Enhanced cerebral blood flow similarity of the somatomotor network in chronic insomnia: Transcriptomic decoding, gut microbial signatures and phenotypic roles
Xiaofen Ma,
Junle Li,
Yuping Yang,
Xiaofan Qiu,
Jintao Sheng,
Ningke Han,
Changwen Wu,
Guang Xu,
Guihua Jiang,
Junzhang Tian,
Xuchu Weng,
Jinhui Wang
Affiliations
Xiaofen Ma
Department of Nuclear Medicine, Jinan University Affiliated Guangdong Second Provincial General Hospital, Guangzhou, China
Junle Li
Institute for Brain Research and Rehabilitation, South China Normal University, Guangzhou, China
Yuping Yang
Institute for Brain Research and Rehabilitation, South China Normal University, Guangzhou, China
Xiaofan Qiu
Institute for Brain Research and Rehabilitation, South China Normal University, Guangzhou, China
Jintao Sheng
State Key Laboratory of Cognitive Neuroscience and Learning, Beijing Normal University, Beijing, China
Ningke Han
Institute for Brain Research and Rehabilitation, South China Normal University, Guangzhou, China
Changwen Wu
Institute for Brain Research and Rehabilitation, South China Normal University, Guangzhou, China
Guang Xu
Department of Neurology, Guangdong Second Provincial General Hospital, Guangzhou, China
Guihua Jiang
Department of Nuclear Medicine, Jinan University Affiliated Guangdong Second Provincial General Hospital, Guangzhou, China
Junzhang Tian
Department of Nuclear Medicine, Jinan University Affiliated Guangdong Second Provincial General Hospital, Guangzhou, China
Xuchu Weng
Institute for Brain Research and Rehabilitation, South China Normal University, Guangzhou, China; Key Laboratory of Brain, Cognition and Education Sciences, Ministry of Education, China; Center for Studies of Psychological Application, South China Normal University, Guangzhou, China; Guangdong Key Laboratory of Mental Health and Cognitive Science, South China Normal University, Guangzhou, China
Jinhui Wang
Institute for Brain Research and Rehabilitation, South China Normal University, Guangzhou, China; Key Laboratory of Brain, Cognition and Education Sciences, Ministry of Education, China; Center for Studies of Psychological Application, South China Normal University, Guangzhou, China; Guangdong Key Laboratory of Mental Health and Cognitive Science, South China Normal University, Guangzhou, China; Corresponding author at: Institute for Brain Research and Rehabilitation, South China Normal University, Guangzhou 510631, China.

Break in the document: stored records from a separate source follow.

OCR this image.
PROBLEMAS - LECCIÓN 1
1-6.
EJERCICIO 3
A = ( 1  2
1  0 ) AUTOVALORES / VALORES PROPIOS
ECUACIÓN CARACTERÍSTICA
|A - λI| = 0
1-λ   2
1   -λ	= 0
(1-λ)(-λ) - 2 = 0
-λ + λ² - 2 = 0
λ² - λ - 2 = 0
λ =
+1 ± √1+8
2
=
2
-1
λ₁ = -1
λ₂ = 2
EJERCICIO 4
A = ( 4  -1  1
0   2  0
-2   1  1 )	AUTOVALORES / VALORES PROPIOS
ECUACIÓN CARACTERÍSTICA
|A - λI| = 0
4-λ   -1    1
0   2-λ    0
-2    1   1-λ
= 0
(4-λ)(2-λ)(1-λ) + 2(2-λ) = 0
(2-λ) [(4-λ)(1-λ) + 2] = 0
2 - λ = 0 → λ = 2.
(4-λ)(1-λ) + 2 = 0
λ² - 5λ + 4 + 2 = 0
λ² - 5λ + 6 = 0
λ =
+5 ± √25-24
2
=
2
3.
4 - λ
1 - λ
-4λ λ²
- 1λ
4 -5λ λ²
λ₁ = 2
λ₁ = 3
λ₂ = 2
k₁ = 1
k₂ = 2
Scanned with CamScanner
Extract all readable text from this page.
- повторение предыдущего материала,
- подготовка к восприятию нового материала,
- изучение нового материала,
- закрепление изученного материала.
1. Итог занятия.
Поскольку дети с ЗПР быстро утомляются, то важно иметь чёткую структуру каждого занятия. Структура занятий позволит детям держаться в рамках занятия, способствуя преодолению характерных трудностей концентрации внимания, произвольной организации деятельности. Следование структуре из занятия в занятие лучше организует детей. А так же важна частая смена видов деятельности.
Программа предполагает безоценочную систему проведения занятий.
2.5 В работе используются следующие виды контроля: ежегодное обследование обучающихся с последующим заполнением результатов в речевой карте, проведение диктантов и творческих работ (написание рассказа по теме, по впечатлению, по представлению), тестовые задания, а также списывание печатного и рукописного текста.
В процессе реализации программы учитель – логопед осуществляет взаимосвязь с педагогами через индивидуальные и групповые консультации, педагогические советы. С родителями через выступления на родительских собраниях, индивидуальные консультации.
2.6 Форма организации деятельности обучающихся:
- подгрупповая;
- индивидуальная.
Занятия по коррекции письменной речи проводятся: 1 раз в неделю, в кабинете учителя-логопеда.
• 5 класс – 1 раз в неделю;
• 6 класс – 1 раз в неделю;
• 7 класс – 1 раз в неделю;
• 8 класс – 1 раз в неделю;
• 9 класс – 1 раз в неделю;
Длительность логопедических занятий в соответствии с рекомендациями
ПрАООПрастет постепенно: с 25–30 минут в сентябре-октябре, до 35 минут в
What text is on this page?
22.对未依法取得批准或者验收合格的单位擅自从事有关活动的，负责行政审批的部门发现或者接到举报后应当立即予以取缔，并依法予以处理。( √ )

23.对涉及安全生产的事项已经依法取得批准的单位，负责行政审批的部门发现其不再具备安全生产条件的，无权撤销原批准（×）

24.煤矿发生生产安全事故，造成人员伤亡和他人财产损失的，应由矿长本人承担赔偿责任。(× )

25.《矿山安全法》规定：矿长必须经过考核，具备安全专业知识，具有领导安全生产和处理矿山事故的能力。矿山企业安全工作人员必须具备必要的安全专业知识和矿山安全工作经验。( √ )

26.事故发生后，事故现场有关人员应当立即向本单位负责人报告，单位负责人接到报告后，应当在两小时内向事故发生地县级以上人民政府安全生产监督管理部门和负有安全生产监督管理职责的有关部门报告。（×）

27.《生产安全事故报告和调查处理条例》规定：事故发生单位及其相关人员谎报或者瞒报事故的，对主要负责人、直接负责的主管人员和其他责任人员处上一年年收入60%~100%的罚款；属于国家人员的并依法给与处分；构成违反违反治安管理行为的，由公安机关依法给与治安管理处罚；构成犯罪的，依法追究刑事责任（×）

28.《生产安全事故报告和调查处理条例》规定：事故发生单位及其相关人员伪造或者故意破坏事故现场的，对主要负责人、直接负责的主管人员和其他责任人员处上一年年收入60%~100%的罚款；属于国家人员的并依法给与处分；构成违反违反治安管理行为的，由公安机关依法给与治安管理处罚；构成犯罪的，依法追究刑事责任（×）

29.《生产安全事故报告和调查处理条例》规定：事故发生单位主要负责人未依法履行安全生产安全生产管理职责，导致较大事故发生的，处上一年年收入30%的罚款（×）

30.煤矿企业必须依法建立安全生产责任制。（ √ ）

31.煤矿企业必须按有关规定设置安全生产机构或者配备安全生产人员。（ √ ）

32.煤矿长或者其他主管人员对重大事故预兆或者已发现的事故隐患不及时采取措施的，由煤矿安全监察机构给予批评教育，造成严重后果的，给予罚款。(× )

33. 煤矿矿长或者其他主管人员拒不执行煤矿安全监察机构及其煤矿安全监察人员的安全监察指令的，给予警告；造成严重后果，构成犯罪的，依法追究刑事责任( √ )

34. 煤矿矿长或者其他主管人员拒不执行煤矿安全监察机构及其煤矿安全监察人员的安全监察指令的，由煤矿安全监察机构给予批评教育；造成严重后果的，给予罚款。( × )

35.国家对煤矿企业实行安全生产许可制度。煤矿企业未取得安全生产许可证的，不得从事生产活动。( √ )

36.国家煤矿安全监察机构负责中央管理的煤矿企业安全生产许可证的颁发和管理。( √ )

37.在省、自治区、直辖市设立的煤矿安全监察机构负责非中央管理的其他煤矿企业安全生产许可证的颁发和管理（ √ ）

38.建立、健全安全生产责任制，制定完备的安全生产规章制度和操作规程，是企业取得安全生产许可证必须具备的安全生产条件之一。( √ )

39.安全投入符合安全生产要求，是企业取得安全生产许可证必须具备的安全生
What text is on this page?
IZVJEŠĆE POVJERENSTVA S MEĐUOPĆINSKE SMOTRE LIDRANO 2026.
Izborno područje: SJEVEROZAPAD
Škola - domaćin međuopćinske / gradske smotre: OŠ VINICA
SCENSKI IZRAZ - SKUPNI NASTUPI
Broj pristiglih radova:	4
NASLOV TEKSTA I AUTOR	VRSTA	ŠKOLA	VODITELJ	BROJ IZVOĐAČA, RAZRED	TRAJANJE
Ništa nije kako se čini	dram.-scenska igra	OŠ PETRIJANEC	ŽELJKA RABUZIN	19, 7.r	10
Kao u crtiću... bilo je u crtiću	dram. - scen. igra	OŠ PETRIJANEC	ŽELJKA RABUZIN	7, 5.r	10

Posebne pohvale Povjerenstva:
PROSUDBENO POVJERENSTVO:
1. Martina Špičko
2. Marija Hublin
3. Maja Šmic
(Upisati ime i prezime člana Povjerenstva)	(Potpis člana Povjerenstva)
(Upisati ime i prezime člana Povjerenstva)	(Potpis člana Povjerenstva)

Chronic insomnia (CI) is a complex disease involving multiple factors including genetics, gut microbiota, and brain structure and function. However, there lacks a unified framework to elucidate how these factors interact in CI. By combining data of clinical assessment, sleep behavior recording, cognitive test, multimodal MRI (structural, functional, and perfusion), gene, and gut microbiota, this study demonstrated that enhanced cerebral blood flow (CBF) similarities of the somatomotor network (SMN) acted as a key mediator to link multiple factors in CI. Specifically, we first demonstrated that only CBF but not morphological or functional networks exhibited alterations in patients with CI, characterized by increases within the SMN and between the SMN and higher-order associative networks. Moreover, these findings were highly reproducible and the CBF similarity method was test-retest reliable. Further, we showed that transcriptional profiles explained 60.4 % variance of the pattern of the increased CBF similarities with the most correlated genes enriched in regulation of cellular and protein localization and material transport, and gut microbiota explained 69.7 % inter-individual variance in the increased CBF similarities with the most contributions from Negativicutes and Lactobacillales. Finally, we found that the increased CBF similarities were correlated with clinical variables, accounted for sleep behaviors and cognitive deficits, and contributed the most to the patient-control classification (accuracy = 84.4 %). Altogether, our findings have important implications for understanding the neuropathology of CI and may inform ways of developing new therapeutic strategies for the disease.